What's Not Surprising About The Smart Brief Survey.
• 83 percent say that social media gives them a window into what their customers think.
• 75 percent say they were either knowledgeable or actively trying to learn about social media.
• 63 percent say that social media is not a fad, but is very "over-hyped."
• 55 percent say that social media is not a waste of time.
• 51 percent say their companies are actively using and exploring social media.
• 40 percent fear that they are are falling behind their competitors because of social media.
What's Surprising About The Smart Brief Survey.
What's surprising is that the Smart Brief survey isn't all that different from surveys published in 2005.*
• About 70 percent say they were either knowledgeable (55%) or actively trying to learn about social media.
• About 60 percent say that social media is not a fad, but is "over-hyped."
• About 55 percent say that social media is a waste of time.
• About 50 percent say their companies are actively using and exploring social media.
• About 40 percent fear that they are falling behind their competitors because of social media.

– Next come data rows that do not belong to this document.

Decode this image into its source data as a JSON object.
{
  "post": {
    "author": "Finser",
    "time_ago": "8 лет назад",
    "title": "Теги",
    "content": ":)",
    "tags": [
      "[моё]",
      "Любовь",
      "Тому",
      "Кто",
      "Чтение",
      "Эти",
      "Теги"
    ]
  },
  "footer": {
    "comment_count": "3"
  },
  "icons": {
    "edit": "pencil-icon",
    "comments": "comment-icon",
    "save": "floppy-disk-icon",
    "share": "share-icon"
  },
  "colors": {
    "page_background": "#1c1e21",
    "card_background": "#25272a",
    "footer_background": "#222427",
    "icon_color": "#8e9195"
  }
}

*In some cases, we had to adjust the prevalent buzz words of the day to match the statistical data, e.g., "blogs" or "new media" or "social networking" since social media had yet to be adopted as a buzz word. Also, listening wasn't even on the radar, back then.
There are only a few explanations for such a chronic state of sameness: the original surveys skewed toward people already using social media (new users are most likely to answer surveys), people generally lied about adoption for fear of looking like they are falling behind, or perhaps there is something else missing from the state of social media.
Given our research back in time to 2005 revealed the same blog headlines we read today — such as "is social networking replacing SEO" and "Is social media a fad" — we think it's a little of all three, with the third revealing something especially interesting. While this isn't scientific per se, we have noticed that different countries lean toward different social media information on this blog.
The United States tends to focus on tactical tips whereas India tends to focus on strategic solutions. The United Kingdom tends to focus on predictions to determine what's next whereas the Netherlands tends to focus on research to determine what's most recent. The Philippines, on the other hand, tends to focus on pop culture tie-ins, which means they probably have more fun.
Why is this interesting? It might suggest where different cultures are focusing their energies. And if there is any validity to tracking topics of interest, it certainly foreshadows why different countries will end up in very different places five years from now, with the U.S. currently demonstrating a healthy appetite for sameness.